Великий художник жил в нем по соседству с визионером. Внезапные прозрения его героев — спонтанный поток интуиции их творца. Это творчество-пророчество, творчество-ясновидение, творчество-откровение, творчество-озарение. В «Исправительной колонии» — предвидение сущности и конца тоталитаризма, в «Отчете для Академии» — осознание сущности свободы, в «Процессе» — бюрократии, в «Замке» — фашизма и социализма. Это творчество-обнажение, творчество-страдание, творчество-крик. Но как бы его ни трактовать, сегодня мы знаем: его провидение бледнеет перед нашими реалиями, чего ни коснуться…
Дабы узреть сущность, надо видеть не так , как все. Он был обречен видеть не так — судьбой, генами, национальностью, жизнью, временем — всем. Всё это отстраняло его от мира — отсюда эта необыкновенная зоркость.
Но кроме личных, индивидуальных особенностей, важным истоком его творчества было коллективно-бессознательное: беспочвенность европейского еврейства, слабость веры при глубинной тяге к ней, может быть, еще более глубокое — веками внушаемое — чувство греховности нации. Но отсюда и ощущение в себе иудейского пророка, неизменно подчеркиваемое его апостолом Максом Бродом.

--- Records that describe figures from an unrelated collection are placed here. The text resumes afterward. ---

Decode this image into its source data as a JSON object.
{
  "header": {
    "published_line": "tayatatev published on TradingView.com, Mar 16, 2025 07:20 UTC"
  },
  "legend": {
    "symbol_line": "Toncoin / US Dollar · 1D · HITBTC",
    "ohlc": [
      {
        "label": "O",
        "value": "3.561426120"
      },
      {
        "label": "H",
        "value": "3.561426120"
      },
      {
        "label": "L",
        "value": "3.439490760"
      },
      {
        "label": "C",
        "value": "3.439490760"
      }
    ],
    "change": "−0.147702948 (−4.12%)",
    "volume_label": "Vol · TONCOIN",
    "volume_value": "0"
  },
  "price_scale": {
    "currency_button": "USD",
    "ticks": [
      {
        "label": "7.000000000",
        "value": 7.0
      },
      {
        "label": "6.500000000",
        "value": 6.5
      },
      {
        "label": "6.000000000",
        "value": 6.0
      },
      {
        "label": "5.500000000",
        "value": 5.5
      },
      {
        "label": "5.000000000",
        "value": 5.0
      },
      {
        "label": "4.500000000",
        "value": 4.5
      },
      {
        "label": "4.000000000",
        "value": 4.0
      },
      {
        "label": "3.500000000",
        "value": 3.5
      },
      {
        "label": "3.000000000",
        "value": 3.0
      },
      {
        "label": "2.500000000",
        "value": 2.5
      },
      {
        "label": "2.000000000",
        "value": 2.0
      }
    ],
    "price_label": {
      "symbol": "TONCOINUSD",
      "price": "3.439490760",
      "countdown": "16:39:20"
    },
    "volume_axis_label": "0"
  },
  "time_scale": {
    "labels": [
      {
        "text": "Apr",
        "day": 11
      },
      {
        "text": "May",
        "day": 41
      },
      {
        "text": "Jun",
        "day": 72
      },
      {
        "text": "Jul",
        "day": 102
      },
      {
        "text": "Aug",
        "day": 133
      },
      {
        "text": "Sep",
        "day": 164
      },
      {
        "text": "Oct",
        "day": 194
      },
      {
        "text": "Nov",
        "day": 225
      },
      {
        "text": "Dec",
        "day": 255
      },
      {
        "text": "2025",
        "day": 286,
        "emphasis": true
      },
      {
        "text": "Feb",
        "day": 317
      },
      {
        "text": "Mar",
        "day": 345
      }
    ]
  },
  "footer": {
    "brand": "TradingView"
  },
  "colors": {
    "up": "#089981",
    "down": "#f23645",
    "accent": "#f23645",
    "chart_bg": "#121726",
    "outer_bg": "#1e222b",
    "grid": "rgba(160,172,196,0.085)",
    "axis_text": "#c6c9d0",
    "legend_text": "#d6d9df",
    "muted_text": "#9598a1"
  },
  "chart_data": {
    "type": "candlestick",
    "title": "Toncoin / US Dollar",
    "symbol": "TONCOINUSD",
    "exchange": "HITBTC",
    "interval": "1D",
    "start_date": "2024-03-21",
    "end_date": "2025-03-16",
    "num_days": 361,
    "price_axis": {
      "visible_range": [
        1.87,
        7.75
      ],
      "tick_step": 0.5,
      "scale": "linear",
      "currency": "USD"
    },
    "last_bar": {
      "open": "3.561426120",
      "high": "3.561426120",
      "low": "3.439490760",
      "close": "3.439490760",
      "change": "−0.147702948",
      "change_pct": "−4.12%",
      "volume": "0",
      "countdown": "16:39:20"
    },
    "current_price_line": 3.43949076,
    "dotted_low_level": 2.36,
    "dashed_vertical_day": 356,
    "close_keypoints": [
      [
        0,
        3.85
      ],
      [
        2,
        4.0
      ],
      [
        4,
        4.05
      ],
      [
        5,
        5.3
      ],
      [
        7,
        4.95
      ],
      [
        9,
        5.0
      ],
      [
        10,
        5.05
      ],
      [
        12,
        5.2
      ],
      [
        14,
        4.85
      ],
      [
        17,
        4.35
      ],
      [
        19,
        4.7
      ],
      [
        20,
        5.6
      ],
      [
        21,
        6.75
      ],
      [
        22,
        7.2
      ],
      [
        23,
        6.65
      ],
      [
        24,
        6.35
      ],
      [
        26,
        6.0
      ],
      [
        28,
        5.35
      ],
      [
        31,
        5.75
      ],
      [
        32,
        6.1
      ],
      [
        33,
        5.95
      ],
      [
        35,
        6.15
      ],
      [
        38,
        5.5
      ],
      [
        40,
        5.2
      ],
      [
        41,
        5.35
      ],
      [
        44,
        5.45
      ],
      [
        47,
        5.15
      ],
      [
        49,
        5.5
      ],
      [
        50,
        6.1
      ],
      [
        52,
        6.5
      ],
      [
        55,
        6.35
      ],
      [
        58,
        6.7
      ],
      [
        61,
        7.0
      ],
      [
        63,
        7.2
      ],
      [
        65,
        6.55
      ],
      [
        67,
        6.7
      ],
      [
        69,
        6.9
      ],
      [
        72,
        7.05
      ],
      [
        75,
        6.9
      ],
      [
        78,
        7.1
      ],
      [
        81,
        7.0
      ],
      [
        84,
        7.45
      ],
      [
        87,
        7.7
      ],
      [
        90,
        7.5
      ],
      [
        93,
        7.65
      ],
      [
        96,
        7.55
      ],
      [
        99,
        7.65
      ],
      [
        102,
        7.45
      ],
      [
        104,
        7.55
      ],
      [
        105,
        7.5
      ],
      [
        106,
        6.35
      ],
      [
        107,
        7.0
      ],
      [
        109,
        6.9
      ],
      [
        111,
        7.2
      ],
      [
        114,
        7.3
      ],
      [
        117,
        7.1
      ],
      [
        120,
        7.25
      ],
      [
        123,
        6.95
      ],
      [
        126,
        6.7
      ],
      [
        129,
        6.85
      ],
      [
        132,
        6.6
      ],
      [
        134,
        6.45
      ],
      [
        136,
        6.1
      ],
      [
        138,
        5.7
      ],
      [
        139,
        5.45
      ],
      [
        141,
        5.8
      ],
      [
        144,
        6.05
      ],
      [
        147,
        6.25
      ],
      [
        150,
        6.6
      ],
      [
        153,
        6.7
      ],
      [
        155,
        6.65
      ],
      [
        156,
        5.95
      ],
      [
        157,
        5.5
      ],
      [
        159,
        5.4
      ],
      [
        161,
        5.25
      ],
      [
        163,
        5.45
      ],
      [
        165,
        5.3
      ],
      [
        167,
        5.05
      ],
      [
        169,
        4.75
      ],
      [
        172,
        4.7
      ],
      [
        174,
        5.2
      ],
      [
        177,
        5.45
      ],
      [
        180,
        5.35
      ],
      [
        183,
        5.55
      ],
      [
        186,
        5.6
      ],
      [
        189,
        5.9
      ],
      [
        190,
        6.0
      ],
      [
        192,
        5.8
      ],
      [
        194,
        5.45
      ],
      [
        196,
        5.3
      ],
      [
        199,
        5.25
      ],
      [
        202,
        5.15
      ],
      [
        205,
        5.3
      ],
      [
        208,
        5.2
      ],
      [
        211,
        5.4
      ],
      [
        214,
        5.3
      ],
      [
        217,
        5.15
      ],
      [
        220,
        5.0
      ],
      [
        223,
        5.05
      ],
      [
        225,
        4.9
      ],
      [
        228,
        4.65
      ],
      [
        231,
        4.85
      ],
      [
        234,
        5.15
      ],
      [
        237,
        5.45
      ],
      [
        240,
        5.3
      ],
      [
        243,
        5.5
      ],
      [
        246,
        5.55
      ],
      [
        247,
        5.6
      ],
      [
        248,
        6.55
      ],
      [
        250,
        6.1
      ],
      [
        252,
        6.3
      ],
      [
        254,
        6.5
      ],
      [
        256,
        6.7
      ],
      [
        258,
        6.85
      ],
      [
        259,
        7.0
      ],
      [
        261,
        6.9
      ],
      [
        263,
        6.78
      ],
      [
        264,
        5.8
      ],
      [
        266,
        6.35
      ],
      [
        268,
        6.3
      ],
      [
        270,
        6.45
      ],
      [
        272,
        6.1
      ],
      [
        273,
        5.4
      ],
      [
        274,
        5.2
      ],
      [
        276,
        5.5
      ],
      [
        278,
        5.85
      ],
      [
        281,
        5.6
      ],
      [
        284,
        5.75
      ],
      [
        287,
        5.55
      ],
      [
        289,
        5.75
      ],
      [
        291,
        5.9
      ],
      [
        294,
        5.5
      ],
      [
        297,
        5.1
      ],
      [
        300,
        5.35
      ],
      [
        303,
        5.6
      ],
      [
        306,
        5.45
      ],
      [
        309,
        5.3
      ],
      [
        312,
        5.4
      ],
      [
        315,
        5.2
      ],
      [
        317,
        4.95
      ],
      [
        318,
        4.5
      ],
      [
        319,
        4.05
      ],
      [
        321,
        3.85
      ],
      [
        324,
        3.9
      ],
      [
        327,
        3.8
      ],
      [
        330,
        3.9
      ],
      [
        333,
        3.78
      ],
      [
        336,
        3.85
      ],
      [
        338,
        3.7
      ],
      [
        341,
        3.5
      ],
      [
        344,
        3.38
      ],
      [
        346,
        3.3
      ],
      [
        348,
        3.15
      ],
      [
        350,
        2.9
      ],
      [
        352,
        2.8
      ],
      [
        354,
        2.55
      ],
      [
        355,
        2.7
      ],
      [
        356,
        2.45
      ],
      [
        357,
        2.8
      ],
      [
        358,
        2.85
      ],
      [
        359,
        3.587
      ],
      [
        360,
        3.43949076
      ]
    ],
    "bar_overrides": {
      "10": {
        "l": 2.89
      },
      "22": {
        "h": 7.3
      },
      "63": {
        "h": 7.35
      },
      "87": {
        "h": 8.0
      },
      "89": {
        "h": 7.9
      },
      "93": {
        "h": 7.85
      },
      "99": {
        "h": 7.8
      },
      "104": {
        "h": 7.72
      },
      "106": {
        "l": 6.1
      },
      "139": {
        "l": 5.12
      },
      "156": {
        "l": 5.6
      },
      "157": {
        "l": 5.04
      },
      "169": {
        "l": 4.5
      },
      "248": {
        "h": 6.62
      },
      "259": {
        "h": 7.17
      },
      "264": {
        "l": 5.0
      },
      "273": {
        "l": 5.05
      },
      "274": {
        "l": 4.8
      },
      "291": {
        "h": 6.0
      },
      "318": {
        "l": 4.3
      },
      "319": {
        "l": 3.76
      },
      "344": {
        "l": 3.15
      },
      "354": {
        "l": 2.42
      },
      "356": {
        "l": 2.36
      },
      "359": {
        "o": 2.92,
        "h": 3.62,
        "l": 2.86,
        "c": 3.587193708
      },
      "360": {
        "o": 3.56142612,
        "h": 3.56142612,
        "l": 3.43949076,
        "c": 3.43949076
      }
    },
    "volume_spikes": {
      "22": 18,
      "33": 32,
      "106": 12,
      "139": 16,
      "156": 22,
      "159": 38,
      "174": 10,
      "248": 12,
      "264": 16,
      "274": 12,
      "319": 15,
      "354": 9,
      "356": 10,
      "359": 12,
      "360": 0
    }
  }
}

Болезненно обостренная впечатлительность, интуиция боли, открыли ему огромный тайный мир, но даже в самых ярких своих откровениях он недооценивал чудовищности человека: предугадав насилие, страх, растоптанность, он не мог представить себе количеств поверженной плоти, всепроникающей мощи оскопления. Кафка подготовил искусство боли, но жгучесть и непереносимость пришли позже — вместе с тем, от чего наши остервенело открещивались, — с искусством абсурда.
Впрочем, Кафка не верил в искусство-искупление и в искусство-спасение. Вмешательство в жизнь бесполезно — для этого она слишком «жизнь». Искусство не способно что-либо изменить, все высокие идеалы разрушаются при столкновении с ней. Художнику только и остается, что бодрствовать, когда мир спит, чтобы стать бесполезным и беспристрастным свидетелем очередной жестокости.
Можно сказать, что литература была для Кафки единственной родиной, может быть, землей обетованной. Как все гениальные подвижники, он был предельно требователен к своему искусству — отсюда страх «за каждое слово». Вот последняя дневниковая запись, относящаяся к июню 1923 года:
«Все более боязлив при писании. Это и понятно. Каждое слово, повернутое рукою духов — это взмах руки и является их характерным движением, — становится копьем, обращенным против говорящего».
О том, сколь тщательно Кафка работал над языком, свидетельствует одна упущенная в наших переводах фраза, которую нельзя оставить без внимания. Вот она, эта фраза: «Слабые вещи так и оставить слабыми можно лишь на смертном одре».
Беззаветная преданность призванию не сделала творческий путь Кафки ровным: протуберанцы вдохновения, огромные творческие всплески, перемежающиеся длительными периодами молчания, упадка, сомнений в значимости написанного. В такие-то периоды роль Макса Брода оказывалась особенно необходимой.
Как Р. Музиль, как Д. Джойс, неуверенный в себе Кафка не мог не чувствовать собственного новаторства, собственной гениальности и, вполне естественно, питал ревность к менее одаренным, но удачливым собратьям по перу, «чьи имена без всякого разбора скакали по строчкам писем». Естественно, он жаждал того признания, в котором мир всегда отказывает первопроходцам, и страдал, бессознательно ощущая естественность такого отвержения миром.